Increased Disclosure and Required Documents
Under Regulation IX.D.1, material information related to a rights issue was required to be disclosed no later than 28 days prior to the EGM, and any changes or additional information were required to be made available to the shareholders no later than the EGM. OJK Rule No. 32 requires more stringent information disclosure at different stages:
(1)
When the company announces the EGM, it is required to disclose in one daily Indonesian newspaper with national circulation (or on IDX’s website) and on the company’s website certain key information about the proposed rights issue, such as (i) maximum amount of shares to be issued, (i) transaction schedule, (iii) impact of the capital raising, (iv) proposed use of proceeds, and (v) any non-cash consideration that may be used for share subscription;
(2)
Simultaneously with the initial submission of the registration statement to the OJK, the company is required to disclose in one daily Indonesian newspaper of national circulation (or on IDX’s website) and on the company’s website more details of the proposed transaction, such as (i) important dates, (ii) terms of exercise and trading of rights, (iii) standby purchase arrangements, (iv) dilution, (v) use of proceeds and (vi) a summary of management’s discussion and analysis of financial condition and results of operations. OJK Rule No. 32 also requires disclosure of details of standby purchasers and the prospective controlling shareholder of the company (if any) and information on any non-cash consideration; and
(3)
If any changes are made to or any additional information is included in the registration statement at the request of the OJK, the company is required to announce such information in one daily Indonesian newspaper with national circulation (or on IDX’s website) and on the company website no later than two business days after the effectiveness of the registration statement.

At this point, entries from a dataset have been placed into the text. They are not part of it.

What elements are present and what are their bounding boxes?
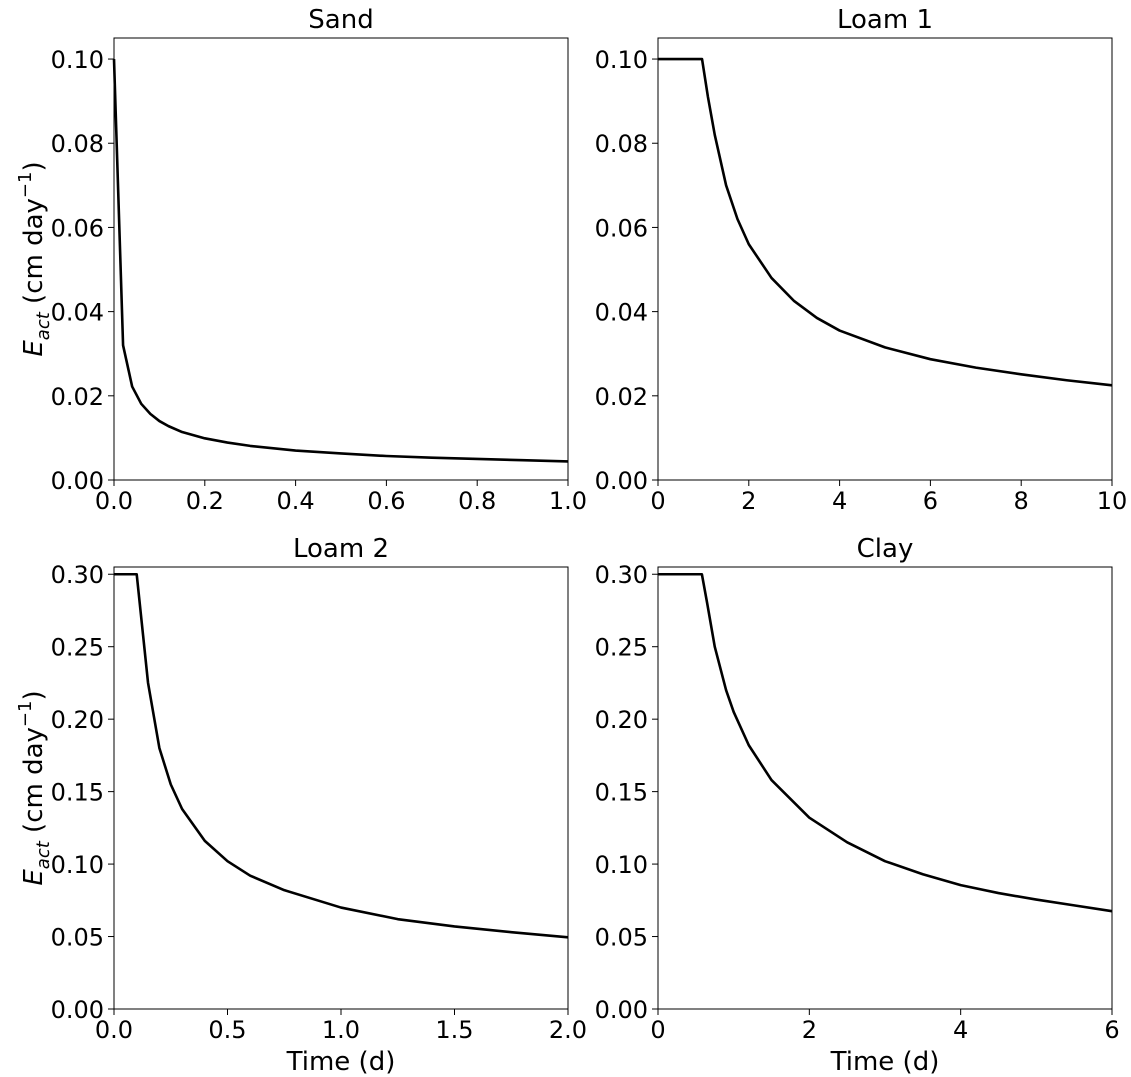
x-tick-label: 0.6 — [367, 487, 405, 515]
y-tick-label: 0.25 — [51, 634, 104, 662]
x-tick-label: 0.0 — [95, 487, 133, 515]
y-tick-label: 0.06 — [595, 214, 648, 242]
x-tick-label: 0.4 — [277, 487, 315, 515]
y-tick-label: 0.02 — [595, 383, 648, 411]
y-tick-label: 0.04 — [51, 299, 104, 327]
x-tick-label: 4 — [953, 1016, 968, 1044]
y-tick-label: 0.05 — [51, 924, 104, 952]
y-tick-label: 0.04 — [595, 299, 648, 327]
y-tick-label: 0.06 — [51, 214, 104, 242]
y-tick-label: 0.10 — [595, 46, 648, 74]
series-line — [112, 59, 569, 463]
panel-2: Loam 2 0.0 0.5 1.0 1.5 2.0 0.00 0.05 0.10 0.15 0.2… — [51, 534, 588, 1077]
y-tick-label: 0.05 — [595, 924, 648, 952]
y-tick-label: 0.15 — [51, 779, 104, 807]
panel-title: Clay — [857, 534, 914, 564]
y-tick-label: 0.02 — [51, 383, 104, 411]
plot-frame — [113, 566, 569, 1010]
x-tick-label: 1.0 — [549, 487, 587, 515]
y-tick-label: 0.00 — [51, 996, 104, 1024]
y-tick-label: 0.20 — [595, 706, 648, 734]
series-line — [114, 572, 569, 939]
x-tick-label: 0 — [650, 487, 665, 515]
x-tick-label: 6 — [923, 487, 938, 515]
x-tick-label: 0 — [650, 1016, 665, 1044]
y-tick-label: 0.10 — [51, 851, 104, 879]
series-line — [658, 57, 1113, 387]
x-tick-label: 2 — [741, 487, 756, 515]
y-tick-label: 0.25 — [595, 634, 648, 662]
x-tick-label: 6 — [1104, 1016, 1119, 1044]
y-tick-label: 0.30 — [595, 561, 648, 589]
y-tick-label: 0.08 — [51, 130, 104, 158]
panel-title: Loam 1 — [837, 5, 933, 35]
panel-3: Clay 0 2 4 6 0.00 0.05 0.10 0.15 0.20 0.25 0.30 Time… — [595, 534, 1120, 1077]
x-tick-label: 8 — [1014, 487, 1029, 515]
x-tick-label: 0.5 — [208, 1016, 246, 1044]
series-line — [658, 572, 1113, 913]
y-tick-label: 0.00 — [51, 467, 104, 495]
x-tick-label: 0.8 — [458, 487, 496, 515]
plot-frame — [657, 566, 1113, 1010]
x-tick-label: 1.0 — [322, 1016, 360, 1044]
panel-1: Loam 1 0 2 4 6 8 10 0.00 0.02 0.04 0.06 0.08 0.10 — [595, 5, 1128, 515]
y-axis-label-top: Eact (cm day−1) — [15, 161, 54, 356]
y-tick-label: 0.08 — [595, 130, 648, 158]
x-tick-label: 1.5 — [435, 1016, 473, 1044]
y-tick-label: 0.00 — [595, 996, 648, 1024]
x-tick-label: 10 — [1097, 487, 1128, 515]
plot-frame — [657, 37, 1113, 481]
y-tick-label: 0.10 — [595, 851, 648, 879]
x-axis-label: Time (d) — [286, 1047, 396, 1077]
panel-title: Loam 2 — [293, 534, 389, 564]
y-axis-label-bottom: Eact (cm day−1) — [15, 690, 54, 885]
x-tick-label: 0.0 — [95, 1016, 133, 1044]
x-tick-label: 2.0 — [549, 1016, 587, 1044]
x-axis-label: Time (d) — [830, 1047, 940, 1077]
y-tick-label: 0.30 — [51, 561, 104, 589]
y-tick-label: 0.15 — [595, 779, 648, 807]
plot-frame — [113, 37, 569, 481]
panel-title: Sand — [308, 5, 373, 35]
panel-0: Sand 0.0 0.2 0.4 0.6 0.8 1.0 0.00 0.02 0.04 0.06 0.… — [51, 5, 588, 515]
x-tick-label: 2 — [802, 1016, 817, 1044]
x-tick-label: 0.2 — [186, 487, 224, 515]
y-tick-label: 0.00 — [595, 467, 648, 495]
x-tick-label: 4 — [832, 487, 847, 515]
y-tick-label: 0.20 — [51, 706, 104, 734]
y-tick-label: 0.10 — [51, 46, 104, 74]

In relation to the pricing of the rights, at the first submission of the registration statement to OJK, it is permissible for the pricing of the rights to be expressed as a price range. The price is amended to a narrower range and ultimately a fixed price at a subsequent submission to OJK before the registration statement declared effective by OJK. The fixed price together with any other additional information and/or amendment (as the case may be) must be announced by the company no later than 2 business days after the declaration of effectiveness.
In addition, OJK Rule No. 32 also specifies further documents required to be submitted to OJK, such as statements of funds sufficiency from standby purchasers and substantial shareholders with relevant supporting evidence. This was not clearly specified in the previous regulation but was required to be submitted in practice.
OJK Rule No. 32 is intended to simplify the rights issue process and encourage listed companies in undertaking this type capital raising. However, it has yet to be seen to what extent the new rule will impact the rights issue transactions in practice.